UPDATE: The Wyoming Supreme Court has turned down a petition from the attorneys for Casper Businessman Tony Cercy to dismiss the case against him for 3rd degree sexual assault based on the prohibition against double jeopardy. Jury selection for the trial in Thermopolis begins Friday. This means the case will proceed.


Casper businessman Tony Cercy has asked the Wyoming Supreme Court to delay his trial set to start Friday, if not dismiss the case, on a sexual assault charge because it would violate his constitutional right to not be tried twice for the same crime.

As of late Wednesday morning, it appears the eight-day trial scheduled to begin Friday in Thermopolis will not happen because the court docket states the prosecution's deadline to respond is Nov. 21, and the hearing on the petition is scheduled for Dec. 17.

Cercy and his attorneys filed the petition against with the State of Wyoming as the defendant after Natrona County District Court Judge Daniel Forgey last week denied their request to dismiss the case.

District Attorney Mike Blonigen, whom is represented by the Wyoming Attorney General's Office, did not immediately return a phone call seeking comment.

In February, a jury acquitted Cercy on counts of first- and second-degree sexual assault of a 20-year-old woman at his former home at Alcova lake in June 2017, but deadlocked on a count of third-degree sexual assault.

Forgey declared a mistrial and Blonigen refiled the charge of third-degree sexual assault.

Cercy's defense team then asked the court to dismiss the case, writing the jury believed he performed oral sex on the alleged victim. They also argued that if the trial is not dismissed, the prosecution should be barred (in limine) from presenting any evidence about oral sex.

Blonigen responded that the jury instructions in February were unclear about the definition of oral sex, and that Cercy's attorneys can't infer what the jury was deciding -- sexual contact or sexual intrusion -- when it acquitted him on the other counts.

But Cercy's attorneys Ian Sandefer and Pamela Mackey responded Thursday, saying the upcoming trial really is about retrying him on the same accusations of which he was acquitted in the first trial, and that violates Cercy's constitutional right to not be tried twice for the same crime, known as double jeopardy.

Also Thursday, Forgey wrote an email to Blonigen and the defense attorneys stating, "I intend to deny the defendant's Motion To Dismiss Or, In The Alternative, Motion In Limine For Violation Of The Double Jeopardy Clause. A Formal order will be entered at some point prior to the commencement of trial."

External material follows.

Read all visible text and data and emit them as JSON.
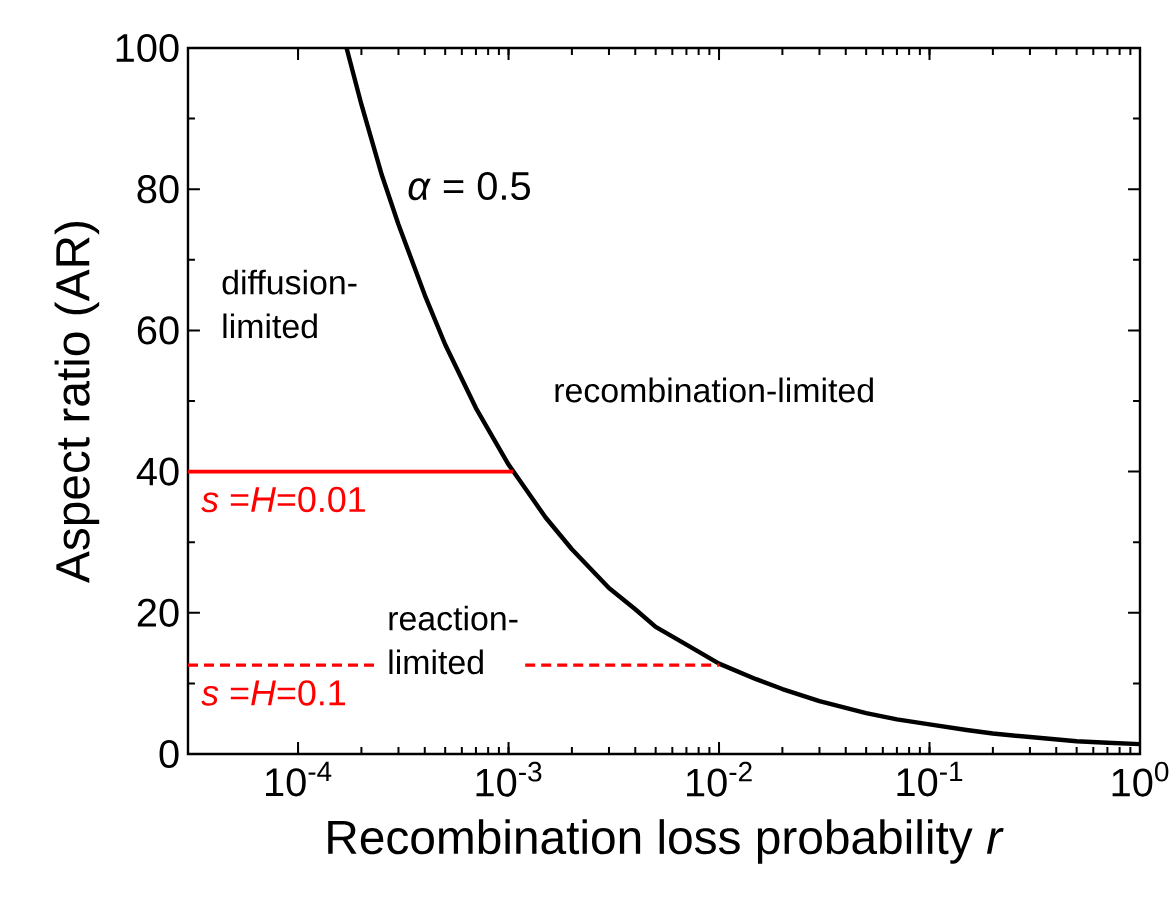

Cercy's defense attorneys won't wait for that, adding that the petition to the Wyoming Supreme Court is not just a tactic to delay the start of the trial.

"Denial of a motion to dismiss asserting a double jeopardy violation is immediately appealable," Sandefer and attorney Tim Newcomb wrote.

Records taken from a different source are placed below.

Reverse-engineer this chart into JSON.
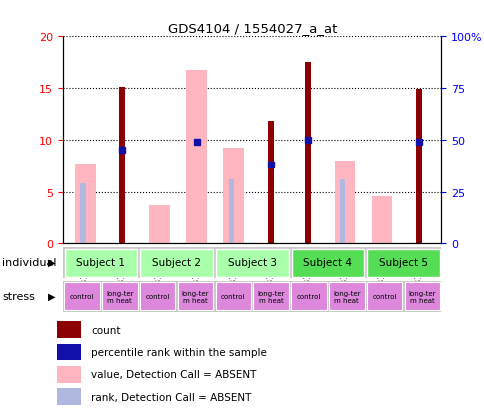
{
  "title": "GDS4104 / 1554027_a_at",
  "samples": [
    "GSM313315",
    "GSM313319",
    "GSM313316",
    "GSM313320",
    "GSM313324",
    "GSM313321",
    "GSM313317",
    "GSM313322",
    "GSM313318",
    "GSM313323"
  ],
  "count": [
    0,
    15.1,
    0,
    0,
    0,
    11.8,
    17.5,
    0,
    0,
    14.9
  ],
  "percentile": [
    0,
    9.0,
    0,
    9.8,
    0,
    7.6,
    10.0,
    0,
    0,
    9.8
  ],
  "value_absent": [
    7.7,
    0,
    3.7,
    16.7,
    9.2,
    0,
    0,
    7.9,
    4.6,
    0
  ],
  "rank_absent": [
    5.8,
    0,
    0,
    0,
    6.2,
    0,
    0,
    6.2,
    0,
    0
  ],
  "subjects": [
    {
      "label": "Subject 1",
      "start": 0,
      "end": 2,
      "color": "#aaffaa"
    },
    {
      "label": "Subject 2",
      "start": 2,
      "end": 4,
      "color": "#aaffaa"
    },
    {
      "label": "Subject 3",
      "start": 4,
      "end": 6,
      "color": "#aaffaa"
    },
    {
      "label": "Subject 4",
      "start": 6,
      "end": 8,
      "color": "#55dd55"
    },
    {
      "label": "Subject 5",
      "start": 8,
      "end": 10,
      "color": "#55dd55"
    }
  ],
  "stress_labels": [
    "control",
    "long-ter\nm heat",
    "control",
    "long-ter\nm heat",
    "control",
    "long-ter\nm heat",
    "control",
    "long-ter\nm heat",
    "control",
    "long-ter\nm heat"
  ],
  "stress_color": "#dd88dd",
  "ylim_left": [
    0,
    20
  ],
  "ylim_right": [
    0,
    100
  ],
  "yticks_left": [
    0,
    5,
    10,
    15,
    20
  ],
  "yticks_right": [
    0,
    25,
    50,
    75,
    100
  ],
  "ytick_labels_right": [
    "0",
    "25",
    "50",
    "75",
    "100%"
  ],
  "color_count": "#8B0000",
  "color_percentile": "#1111aa",
  "color_value_absent": "#FFB6C1",
  "color_rank_absent": "#b0b8e0",
  "bg_sample_row": "#c8c8c8",
  "legend_items": [
    {
      "label": "count",
      "color": "#8B0000"
    },
    {
      "label": "percentile rank within the sample",
      "color": "#1111aa"
    },
    {
      "label": "value, Detection Call = ABSENT",
      "color": "#FFB6C1"
    },
    {
      "label": "rank, Detection Call = ABSENT",
      "color": "#b0b8e0"
    }
  ]
}
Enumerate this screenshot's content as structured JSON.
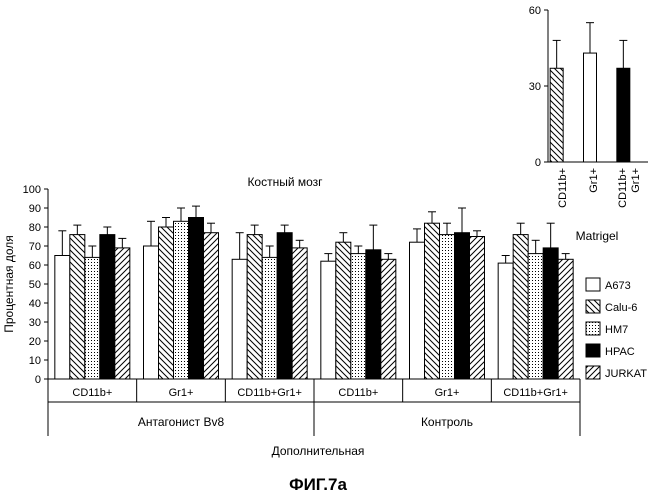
{
  "chart_data": [
    {
      "type": "bar",
      "title": "Костный мозг",
      "ylabel": "Процентная доля",
      "xlabel": "Дополнительная",
      "ylim": [
        0,
        100
      ],
      "yticks": [
        "0",
        "10",
        "20",
        "30",
        "40",
        "50",
        "60",
        "70",
        "80",
        "90",
        "100"
      ],
      "legend_position": "right",
      "series": [
        {
          "name": "A673",
          "pattern": "white",
          "values": [
            65,
            70,
            63,
            62,
            72,
            61
          ],
          "errors": [
            13,
            13,
            14,
            4,
            7,
            4
          ]
        },
        {
          "name": "Calu-6",
          "pattern": "diag-back",
          "values": [
            76,
            80,
            76,
            72,
            82,
            76
          ],
          "errors": [
            5,
            5,
            5,
            5,
            6,
            6
          ]
        },
        {
          "name": "HM7",
          "pattern": "dots",
          "values": [
            64,
            83,
            64,
            66,
            76,
            66
          ],
          "errors": [
            6,
            7,
            6,
            4,
            6,
            7
          ]
        },
        {
          "name": "HPAC",
          "pattern": "black",
          "values": [
            76,
            85,
            77,
            68,
            77,
            69
          ],
          "errors": [
            4,
            6,
            4,
            13,
            13,
            13
          ]
        },
        {
          "name": "JURKAT",
          "pattern": "diag-fwd",
          "values": [
            69,
            77,
            69,
            63,
            75,
            63
          ],
          "errors": [
            5,
            5,
            4,
            3,
            3,
            3
          ]
        }
      ],
      "categories": [
        "CD11b+",
        "Gr1+",
        "CD11b+Gr1+",
        "CD11b+",
        "Gr1+",
        "CD11b+Gr1+"
      ],
      "groups": [
        {
          "label": "Антагонист Bv8",
          "span": [
            0,
            2
          ]
        },
        {
          "label": "Контроль",
          "span": [
            3,
            5
          ]
        }
      ]
    },
    {
      "type": "bar",
      "title": "",
      "xlabel": "Matrigel",
      "ylim": [
        0,
        60
      ],
      "yticks": [
        "0",
        "30",
        "60"
      ],
      "categories": [
        "CD11b+",
        "Gr1+",
        "CD11b+ Gr1+"
      ],
      "bars": [
        {
          "label": "CD11b+",
          "value": 37,
          "error": 11,
          "pattern": "diag-back"
        },
        {
          "label": "Gr1+",
          "value": 43,
          "error": 12,
          "pattern": "white"
        },
        {
          "label": "CD11b+ Gr1+",
          "value": 37,
          "error": 11,
          "pattern": "black"
        }
      ]
    }
  ],
  "figure_caption": "ФИГ.7a"
}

The new charge filed after the first trial did not specify the sex act at issue, and the state responded with only language of the lat and did not include any specifics, they wrote.

In a hearing Sept. 27, they wrote Blonigen, "for the first time -- expressly stated his intent to prosecute Mr. Cercy for third degree sexual assault based on alleged cunnilingus."

That, Sandefer and Newcomb wrote, meant retrying Cercy on the crimes of which he was committed, thereby violating his Fifth Amendment right to not be twice put in jeopardy.

"Mr. Cercy therefore asks this court to stay proceedings in the District Court, including the upcoming trial, until his appeal of the District Court's denial of his Motion to Dismiss on double jeopardy grounds can be properly briefed and heard."